30 responses to “Tanjungpriok – Tangerang

  1. Assalamualaikum pak..wah masa lalu sellau indah buat dikenag ya pak…

    Seorang hard worker ya..dari senin ampe jumat keja terus berangkat pagi pulang patang… o___o Sabtu yaa masih berangkat…

    Masya ALLAH…semoga dapet ridhonya gusti ALLAH….

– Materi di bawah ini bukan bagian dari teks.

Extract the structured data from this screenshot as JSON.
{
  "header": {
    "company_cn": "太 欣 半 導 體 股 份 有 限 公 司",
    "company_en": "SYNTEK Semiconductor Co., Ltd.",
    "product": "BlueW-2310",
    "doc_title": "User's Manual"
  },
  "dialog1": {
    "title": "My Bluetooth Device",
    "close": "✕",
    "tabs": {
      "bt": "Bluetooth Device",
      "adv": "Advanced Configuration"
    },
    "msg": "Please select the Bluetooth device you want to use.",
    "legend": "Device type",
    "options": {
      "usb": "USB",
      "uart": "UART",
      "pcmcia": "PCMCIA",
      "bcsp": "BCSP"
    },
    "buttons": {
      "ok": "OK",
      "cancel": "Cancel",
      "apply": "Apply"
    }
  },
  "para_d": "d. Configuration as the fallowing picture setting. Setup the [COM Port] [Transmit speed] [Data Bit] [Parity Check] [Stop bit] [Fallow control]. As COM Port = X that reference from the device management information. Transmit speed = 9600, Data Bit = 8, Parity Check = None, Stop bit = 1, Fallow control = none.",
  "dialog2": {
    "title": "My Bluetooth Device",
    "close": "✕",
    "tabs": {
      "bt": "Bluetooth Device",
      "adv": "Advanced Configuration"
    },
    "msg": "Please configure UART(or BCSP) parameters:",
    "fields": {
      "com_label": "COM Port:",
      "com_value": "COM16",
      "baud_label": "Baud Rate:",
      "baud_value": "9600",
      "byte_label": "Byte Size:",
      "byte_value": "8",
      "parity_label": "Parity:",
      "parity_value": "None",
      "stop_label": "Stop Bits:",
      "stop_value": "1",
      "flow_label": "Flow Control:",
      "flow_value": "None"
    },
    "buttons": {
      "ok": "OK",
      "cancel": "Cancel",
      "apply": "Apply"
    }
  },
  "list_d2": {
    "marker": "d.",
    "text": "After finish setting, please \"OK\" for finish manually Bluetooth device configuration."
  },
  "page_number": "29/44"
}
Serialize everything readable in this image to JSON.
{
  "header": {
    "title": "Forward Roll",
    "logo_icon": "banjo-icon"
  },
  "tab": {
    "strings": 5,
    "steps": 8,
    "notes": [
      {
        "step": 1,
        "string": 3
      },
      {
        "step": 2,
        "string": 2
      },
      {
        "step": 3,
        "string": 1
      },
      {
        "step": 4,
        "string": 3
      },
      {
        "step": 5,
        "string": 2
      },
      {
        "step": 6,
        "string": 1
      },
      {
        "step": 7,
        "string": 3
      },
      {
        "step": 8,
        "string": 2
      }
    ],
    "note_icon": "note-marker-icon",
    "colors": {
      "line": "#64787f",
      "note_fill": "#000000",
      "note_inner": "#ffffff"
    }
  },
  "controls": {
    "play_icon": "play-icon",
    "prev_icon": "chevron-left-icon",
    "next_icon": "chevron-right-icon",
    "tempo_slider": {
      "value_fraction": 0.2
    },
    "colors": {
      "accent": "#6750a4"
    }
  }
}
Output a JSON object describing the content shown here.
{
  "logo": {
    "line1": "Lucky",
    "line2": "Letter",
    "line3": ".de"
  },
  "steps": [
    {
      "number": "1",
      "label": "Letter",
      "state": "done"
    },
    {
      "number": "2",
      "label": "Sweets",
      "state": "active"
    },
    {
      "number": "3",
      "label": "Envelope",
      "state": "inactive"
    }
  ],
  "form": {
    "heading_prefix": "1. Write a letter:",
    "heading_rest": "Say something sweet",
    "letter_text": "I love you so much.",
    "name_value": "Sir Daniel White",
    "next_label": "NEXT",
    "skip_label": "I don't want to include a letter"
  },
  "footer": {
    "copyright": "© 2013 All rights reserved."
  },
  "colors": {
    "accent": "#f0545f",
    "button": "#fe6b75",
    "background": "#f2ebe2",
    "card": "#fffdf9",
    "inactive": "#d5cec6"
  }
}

    Hemh…nyasar? oke lah saya tunggu part-2nya…
    Ngomong2 nyasar saya juga pernah nyasar…xixixix

  2. kalau saya suka nih kalau kesasar pas di Jakarta.. sebab kita bisa tahu berbagai daerah di Jakarta. Bahkan pernah juga saya muter2 Monas pas malam hari, gara-gara enggak tahu lor kidul pas mau balik ke rumah kontrakan hehehe

  3. wah gila … 5-6 jam perjalanan?? ckckckckc… emang siy priok ke tangerang itu dr ujung ke ujung!!! ..
    pengalaman hidup yah … apapun bentuknya, bersyukur aja 🙂

  4. rata-rata kalau perantau pasti bisa survive ya mas… untuk ukuran orang yang berjuang sendiri (saya) waktu ngejalaninnya sih bawaannya darting 😆 tapi begitu sekarang sudah lumayan ada hasilnya… jadi seneng cerita… ya mungkin nanti mas bisa cerita ke anak2nya ya… kesuksesan bapaknya seorang perantau…

  5. Saya yg biasa dikota kecil, kalau di Jakarta rasanya mumet, apalagi kalau ditengah keramaian.
    Kemana2 ketendang orang melulu.
    Memang apa2 ada, tapi premannya juga lebih banyak kayaknya.